En conclusion, nous croyons que la présente décision constitue une illustration adéquate d’un courant jurisprudentiel de plus en plus présent en matière disciplinaire au niveau des sanctions imposées aux professionnels trouvés coupables d’entrave au travail du syndic[2]. Nous en retenons un rappel important concernant la gravité objective d’une infraction qui, de l’avis même du Tribunal, « affecte tout le système disciplinaire ».

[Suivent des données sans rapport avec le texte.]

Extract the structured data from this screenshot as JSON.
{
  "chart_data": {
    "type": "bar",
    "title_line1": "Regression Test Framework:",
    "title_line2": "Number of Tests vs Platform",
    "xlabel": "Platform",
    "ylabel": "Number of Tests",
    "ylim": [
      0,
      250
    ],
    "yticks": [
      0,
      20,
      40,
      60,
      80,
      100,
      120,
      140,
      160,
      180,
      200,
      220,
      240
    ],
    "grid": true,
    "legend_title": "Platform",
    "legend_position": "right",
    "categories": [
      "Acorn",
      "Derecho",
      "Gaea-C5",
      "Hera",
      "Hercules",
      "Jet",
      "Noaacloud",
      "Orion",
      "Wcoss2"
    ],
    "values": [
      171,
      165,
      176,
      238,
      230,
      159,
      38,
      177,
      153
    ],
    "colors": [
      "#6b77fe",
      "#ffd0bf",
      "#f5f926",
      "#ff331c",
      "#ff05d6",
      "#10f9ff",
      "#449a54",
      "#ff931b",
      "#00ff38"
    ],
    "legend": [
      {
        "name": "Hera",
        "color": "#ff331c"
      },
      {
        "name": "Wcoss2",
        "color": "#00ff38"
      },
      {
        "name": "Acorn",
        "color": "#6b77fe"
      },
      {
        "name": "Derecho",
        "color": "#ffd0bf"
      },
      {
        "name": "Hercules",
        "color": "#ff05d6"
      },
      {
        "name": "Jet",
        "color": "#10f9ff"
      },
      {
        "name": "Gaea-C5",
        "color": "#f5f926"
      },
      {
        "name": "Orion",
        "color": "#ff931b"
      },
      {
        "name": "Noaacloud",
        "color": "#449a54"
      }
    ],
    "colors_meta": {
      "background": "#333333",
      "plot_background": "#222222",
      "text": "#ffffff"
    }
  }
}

[1] Granger c. Médecins (Ordre professionnel des), 2016 QCTP 126.

[2] Voir notamment à cet effet les décisions suivantes : Notaires (Ordre professionnel des) c. Hamelin, 2014 CanLII 61836 (QC C.D.N.Q.), Psychologues (Ordre professionnel des) c. Lambert, 2016 CanLII 32253 (QC O.P.Q.) et Médecins (Ordre professionnel des) c. Charneau, 2016 CanLII 84196 (QC C.D.C.M.).